In 2007 some new methods were introduced for calculating income from less than 10% shareholdings in foreign companies (portfolio foreign investor funds (FIFs)). As a consequence, such investors generally calculate income based on an assumed 5% rate of return (fair dividend rate method), although a natural person and trustees of family trusts can choose to be taxed on the actual returns of all of their foreign portfolio investments (although any losses are reduced to zero).

The 2007 and 2009 reforms did not apply to interests of between 10% and 50% in companies that are not controlled by New Zealanders (non-portfolio FIFs). Within this tranche some investors take an active role in managing the foreign company or invest in companies that are strategically aligned with their own business (akin to a CFC), while others will enter an investment based mainly on expected dividends and share gains (akin to a portfolio shareholding).

The Taxation (International Investment and Remedial Matters) Bill (“the Bill”) aims to provide consistency of tax treatment between similar types of foreign investment. It achieves this by extending the active income exemption and active business test (with some small modifications) to non-portfolio FIFs.
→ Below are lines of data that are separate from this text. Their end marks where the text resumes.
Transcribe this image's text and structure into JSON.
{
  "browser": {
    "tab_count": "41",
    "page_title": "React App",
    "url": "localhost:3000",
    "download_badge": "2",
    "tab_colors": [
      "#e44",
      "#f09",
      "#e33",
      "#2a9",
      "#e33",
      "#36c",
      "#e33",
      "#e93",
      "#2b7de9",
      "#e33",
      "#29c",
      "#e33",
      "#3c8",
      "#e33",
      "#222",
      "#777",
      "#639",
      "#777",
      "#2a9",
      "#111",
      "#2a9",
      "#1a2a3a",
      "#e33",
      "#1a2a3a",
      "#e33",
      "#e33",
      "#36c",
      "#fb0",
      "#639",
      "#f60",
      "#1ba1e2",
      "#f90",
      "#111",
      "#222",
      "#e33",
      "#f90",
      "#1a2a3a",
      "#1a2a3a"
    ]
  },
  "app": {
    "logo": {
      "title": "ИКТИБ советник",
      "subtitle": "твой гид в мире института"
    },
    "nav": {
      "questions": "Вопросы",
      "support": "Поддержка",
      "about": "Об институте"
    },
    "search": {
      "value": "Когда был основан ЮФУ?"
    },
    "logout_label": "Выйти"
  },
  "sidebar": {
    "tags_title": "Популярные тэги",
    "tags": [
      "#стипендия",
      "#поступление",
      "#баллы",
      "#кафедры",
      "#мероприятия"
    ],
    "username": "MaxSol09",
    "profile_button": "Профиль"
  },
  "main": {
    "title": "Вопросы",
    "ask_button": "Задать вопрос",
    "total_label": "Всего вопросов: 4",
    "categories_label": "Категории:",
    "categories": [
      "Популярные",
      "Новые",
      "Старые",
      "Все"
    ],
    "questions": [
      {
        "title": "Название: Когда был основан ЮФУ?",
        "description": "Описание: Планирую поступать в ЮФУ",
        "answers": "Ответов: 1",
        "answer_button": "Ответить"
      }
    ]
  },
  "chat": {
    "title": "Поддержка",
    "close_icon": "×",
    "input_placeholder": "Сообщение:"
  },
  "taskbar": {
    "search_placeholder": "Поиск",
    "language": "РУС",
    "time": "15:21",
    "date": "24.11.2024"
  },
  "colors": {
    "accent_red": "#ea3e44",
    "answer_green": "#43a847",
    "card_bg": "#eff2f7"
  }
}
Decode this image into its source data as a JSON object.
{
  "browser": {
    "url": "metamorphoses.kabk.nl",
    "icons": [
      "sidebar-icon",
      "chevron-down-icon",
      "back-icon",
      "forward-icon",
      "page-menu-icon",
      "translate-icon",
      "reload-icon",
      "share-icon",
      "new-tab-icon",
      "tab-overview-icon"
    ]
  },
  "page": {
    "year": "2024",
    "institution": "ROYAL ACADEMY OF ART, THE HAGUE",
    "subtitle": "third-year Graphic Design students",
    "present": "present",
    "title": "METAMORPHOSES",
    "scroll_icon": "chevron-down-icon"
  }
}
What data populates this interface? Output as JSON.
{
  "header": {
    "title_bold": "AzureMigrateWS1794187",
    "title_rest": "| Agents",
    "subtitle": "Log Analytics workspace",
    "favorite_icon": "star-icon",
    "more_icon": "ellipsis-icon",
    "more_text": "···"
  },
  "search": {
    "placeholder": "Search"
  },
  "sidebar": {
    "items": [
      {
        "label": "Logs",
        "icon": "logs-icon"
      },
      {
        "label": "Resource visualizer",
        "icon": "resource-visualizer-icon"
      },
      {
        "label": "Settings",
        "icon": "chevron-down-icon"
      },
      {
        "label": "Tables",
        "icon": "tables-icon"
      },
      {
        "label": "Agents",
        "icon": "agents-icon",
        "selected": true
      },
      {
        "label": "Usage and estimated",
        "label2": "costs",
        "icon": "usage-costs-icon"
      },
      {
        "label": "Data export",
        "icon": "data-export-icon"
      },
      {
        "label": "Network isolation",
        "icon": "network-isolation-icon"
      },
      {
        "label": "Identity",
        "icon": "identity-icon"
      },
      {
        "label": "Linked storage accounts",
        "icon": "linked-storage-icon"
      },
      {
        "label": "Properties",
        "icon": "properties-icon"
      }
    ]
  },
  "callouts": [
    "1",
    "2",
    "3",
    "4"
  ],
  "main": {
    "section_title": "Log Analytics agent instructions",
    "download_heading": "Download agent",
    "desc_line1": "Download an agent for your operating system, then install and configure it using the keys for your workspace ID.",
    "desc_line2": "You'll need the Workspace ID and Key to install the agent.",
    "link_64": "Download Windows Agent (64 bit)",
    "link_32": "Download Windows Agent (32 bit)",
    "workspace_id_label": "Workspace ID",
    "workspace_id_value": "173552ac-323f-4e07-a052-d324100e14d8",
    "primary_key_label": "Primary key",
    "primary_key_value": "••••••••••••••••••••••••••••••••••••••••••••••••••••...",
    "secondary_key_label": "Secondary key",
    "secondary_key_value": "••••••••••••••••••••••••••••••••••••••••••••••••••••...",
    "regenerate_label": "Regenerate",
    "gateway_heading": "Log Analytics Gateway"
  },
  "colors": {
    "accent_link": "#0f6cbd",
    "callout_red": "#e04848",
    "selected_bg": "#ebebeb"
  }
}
It also extends and rationalises the portfolio FIF reforms so that those investors who are unable to use the active income exemption (due to having an insufficient shareholding or access to information) will generally be taxed on an assumed 5% rate of return (fair dividend rate method).

The main exception to these rules is for foreign companies that are located in Australia. The Bill replaces the grey list for non-portfolio FIFs with an exemption for non-portfolio FIFs that are resident and subject to tax in Australia. This is consistent with earlier reforms that replaced the eight-country “grey list” exemptions with an exemption for CFCs that are resident and subject to tax in Australia and with an exemption for ASX-listed companies.